Transcript of SINTESIS DAN KARAKTERISASI GEOPOLIMER...

Prosiding KIMIA FMIPA-ITS

Prosiding Skripsi Semester Gasal 2009/2010

SINTESIS DAN KARAKTERISASI GEOPOLIMER BERDASARKAN VARIASI RASIO MOL SiO2/Al2O3 DARI ABU LAYANG PLTU SURALAYA

Yuliarosa Puspitasari*, Lukman Atmaja1

Jurusan Kimia, Fakultas Matematika dan Ilmu Pengetahuan Alam

Institut Teknologi Sepuluh Nopember Surabaya

ABSTRAK

Telah dilakukan penelitian mengenai sintesis dan karakterisasi geopolimer yang berbahan dasar abu layang tipe F dari PLTU Suralaya dan larutan alkali (NaOH, Na2SiO3, dan H2O). Sintesis ini dilakukan dengan variasi SiO2/Al2O3 dengan penambahan Al(OH)3 yang mudah larut. Mol SiO2 dan Na2O dibuat konstan. Perbandingan solid/liquid pada semua komposisi dibuat seragam yaitu 1,6. Kuat tekan optimum didapatkan pada rasio mol SiO2/Al2O3 = 3,25 yaitu sebesar 80,873 Mpa dan kuat tekan terendah pada rasio mol SiO2/Al2O3 = 1,5 yaitu sebesar 1,814 Mpa. Analisis XRD menunjukkan geopolimer dengan kuat tekan optimum mempunyai fasa amorf dengan quartz dan mullite sebagai mineral utamanya, sedangkan pada kuat tekan terendah mineral utamanya berupa mineral gibbsite yang menunjukkan banyak Al(OH)3 yang masih belum bereaksi. Analisis FTIR memperlihatkan vibrasi ulur asimetri geopolimer dengan kuat tekan tertinggi bergeser ke arah bilangan gelombang yang lebih besar menunjukkan ikatan Si-O-Si atau Si-O-Al yang lebih kuat dan kuat tekan terendah bergeser ke bilangan gelombang yang lebih kecil sehingga ikatan Si-O-Si atau Si-O-Al lebih lemah. Gambar mikrograf SEM memperlihatkan geopolimer dengan kuat tekan tertinggi mempunyai struktur yang lebih kompak dan tersementasi, sedangkan pada geopolimer dengan kuat tekan terendah memiliki struktur butiran. Kata kunci : geopolimer, abu layang batu bara, SiO2/Al2O3

ABSTRACT

The synthesis and characterization of geopolymer based on type F of fly ash Suralaya Steam Power Plant and alkali solution (NaOH, Na2SiO3, and H2O) has been conducted. Geopolymer was synthesised in various molar ratio of SiO2/Al2O3 with soluble Al(OH)3 addition. Ratio comparation of solid/liquid in all composition were uniform i.e., about 1,6. Optimum compressive strenght obtained at molar ratio SiO2/Al2O3=3,25 was about 80,873 MPa and lowest compressive strength at molar ratio SiO2/Al2O3=1,5 was about 1,814 MPa. XRD analysis showed geopolymer with optimum compressive strength was amorphous which contain quartz and mullite as main element. Lowest compressive strength has main element of gibbsite containing of unreactable Al(OH)3. FTIR analysis showed asymmetric stretching with highest compressive strength shifted to higher frequency, these showed strong bond of Si-O-Si or Si-O-Al, and lowest compressive strength shifted to lower frequency. SEM micrograph picture performed optimum compressive strength geopolymer has more compact and cementitious structure, whereas lowest compressive strength has grain structures.
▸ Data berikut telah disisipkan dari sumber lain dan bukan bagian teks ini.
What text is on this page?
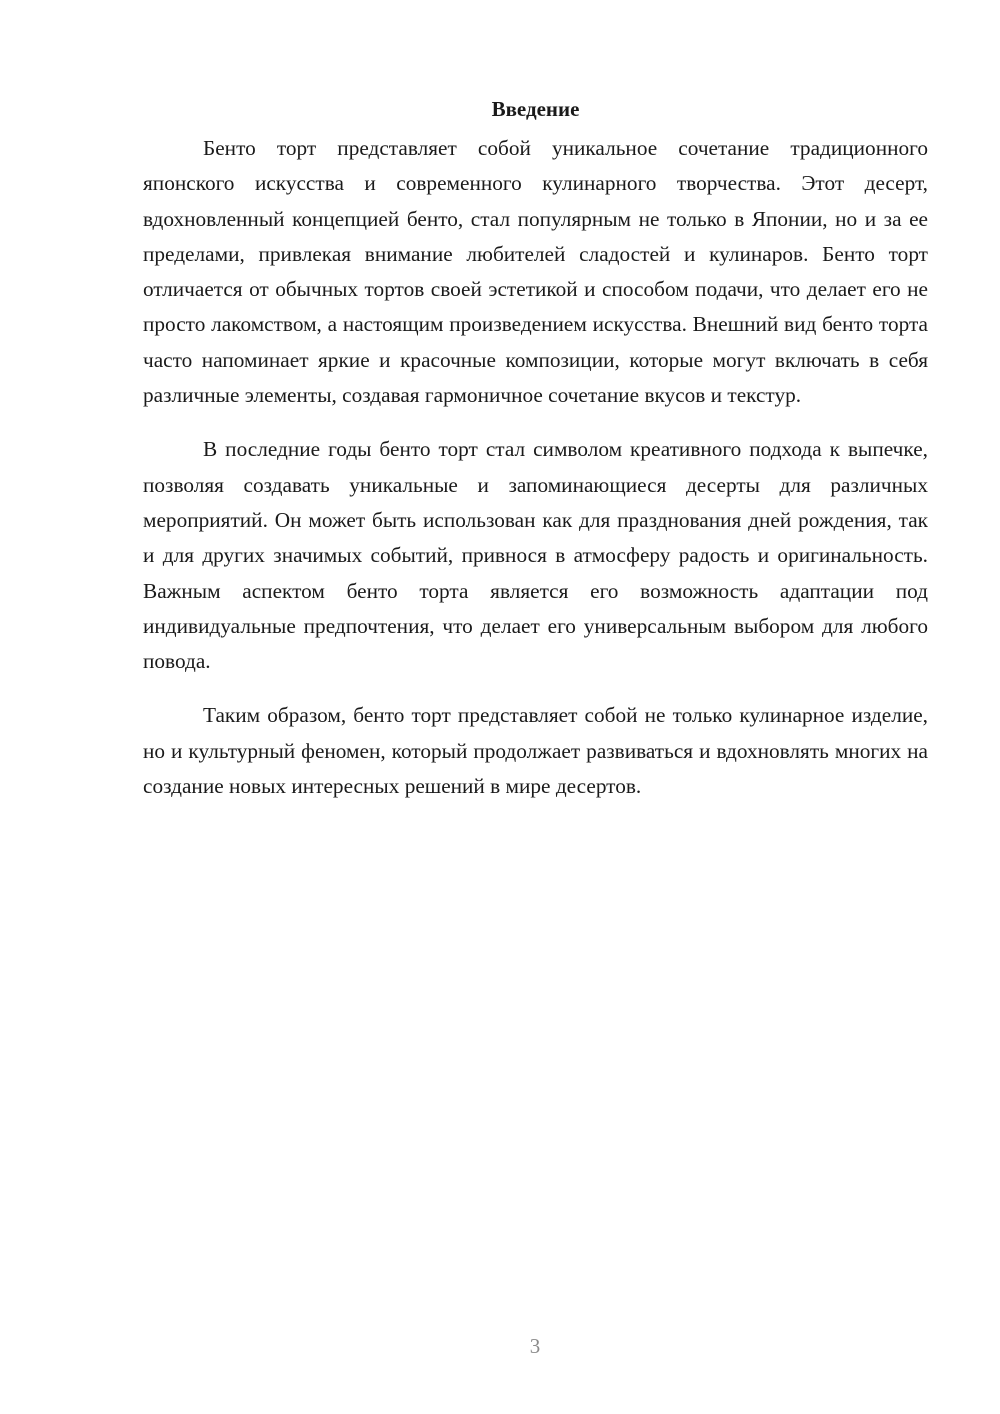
Введение

Бенто торт представляет собой уникальное сочетание традиционного японского искусства и современного кулинарного творчества. Этот десерт, вдохновленный концепцией бенто, стал популярным не только в Японии, но и за ее пределами, привлекая внимание любителей сладостей и кулинаров. Бенто торт отличается от обычных тортов своей эстетикой и способом подачи, что делает его не просто лакомством, а настоящим произведением искусства. Внешний вид бенто торта часто напоминает яркие и красочные композиции, которые могут включать в себя различные элементы, создавая гармоничное сочетание вкусов и текстур.

В последние годы бенто торт стал символом креативного подхода к выпечке, позволяя создавать уникальные и запоминающиеся десерты для различных мероприятий. Он может быть использован как для празднования дней рождения, так и для других значимых событий, привнося в атмосферу радость и оригинальность. Важным аспектом бенто торта является его возможность адаптации под индивидуальные предпочтения, что делает его универсальным выбором для любого повода.

Таким образом, бенто торт представляет собой не только кулинарное изделие, но и культурный феномен, который продолжает развиваться и вдохновлять многих на создание новых интересных решений в мире десертов.

3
Keywords: geopolymer, coal fly ash, SiO2/Al2O3 *Corresponding author Phone : +6285645055211 e-mail : [email protected] 1 Alamat sekarang : Jur Kimia, Fak MIPA, Institut Teknologi Sepuluh Nopember, Surabaya

Prosiding KIMIA FMIPA-ITS

1. PENDAHULUAN Karbon dioksida sebagai komponen

terbesar gas rumah kaca merupakan dampak industri semen yang menyebabkan pencemaran udara. Emisi karbon dioksida dihasilkan dari proses kalsinasi kapur dan pembakaran batubara. Oleh karena itu dalam rangka mengurangi konsumsi semen, telah dikembangkan material yang bersifat semen (cementitious) yang berpotensial sebagai material alternatif pengganti semen pada bahan dasar pembuatan beton. Davidovits (1979), orang yang pertama kali memperkenalkan istilah material tersebut dengan nama “geopolimer” yaitu polimer anorganik dengan struktur alumino-silikat tiga dimensi. Polimer tersebut potensial sebagai bahan bangunan karena memiliki beberapa keunggulan dibandingkan dengan beton semen, antara lain memiliki waktu pengerasan (setting time) yang singkat, volume yang lebih stabil (mengalami penyusutan yang lebih kecil) (van Jaarsveld dan van Deventer, 1999), tahan terhadap pemanasan tinggi (Davidovits, 1994), dan tahan terhadap asam (Schmu¨cker dan MacKenzie, 2005).

Geopolimer mulanya dibuat dari bahan dasar kaolin dan metakaolin, kemudian dikembangkan menjadi geopolimer dari bahan dasar yang bersifat pozzolanik yang dipolimerisasikan dengan larutan alkali. Bahan yang paling umum digunakan yaitu abu layang yang memiliki sifat pozzolanik. Pada penelitian ini menggunakan abu layang dari PLTU Suralaya yang terletak di desa Suralaya Merak Kotamadya Cilegon, Jawa Barat 7 Km ke arah utara dari Pelabuhan Penyeberangan Merak. Abu layang dihasilkan dari pembakaran batubara yang merupakan bahan bakar utama Pembangkit Suralaya yang berasal dari Tambang batubara Bukit Asam, Sumatera Selatan (Marzuki dan Jogaswara, 2007). Untuk menghasilkan listrik sebesar 3400 MW, PLTU Suralaya membutuhkan 30.000 ton batubara per hari dan menghasilkan limbah padat abu layang sebanyak 1.200 ton per hari dengan ukuran kira-kira 200 mesh. Dengan adanya pemanfaatan abu layang sebagai bahan dasar pembuatan geopolimer, maka juga diharapkan dapat mengurangi jumlah limbah padat hasil pembakaran batubara tersebut karena abu layang digolongkan sebagai limbah B3 menurut PP 18/88 jo 85/99.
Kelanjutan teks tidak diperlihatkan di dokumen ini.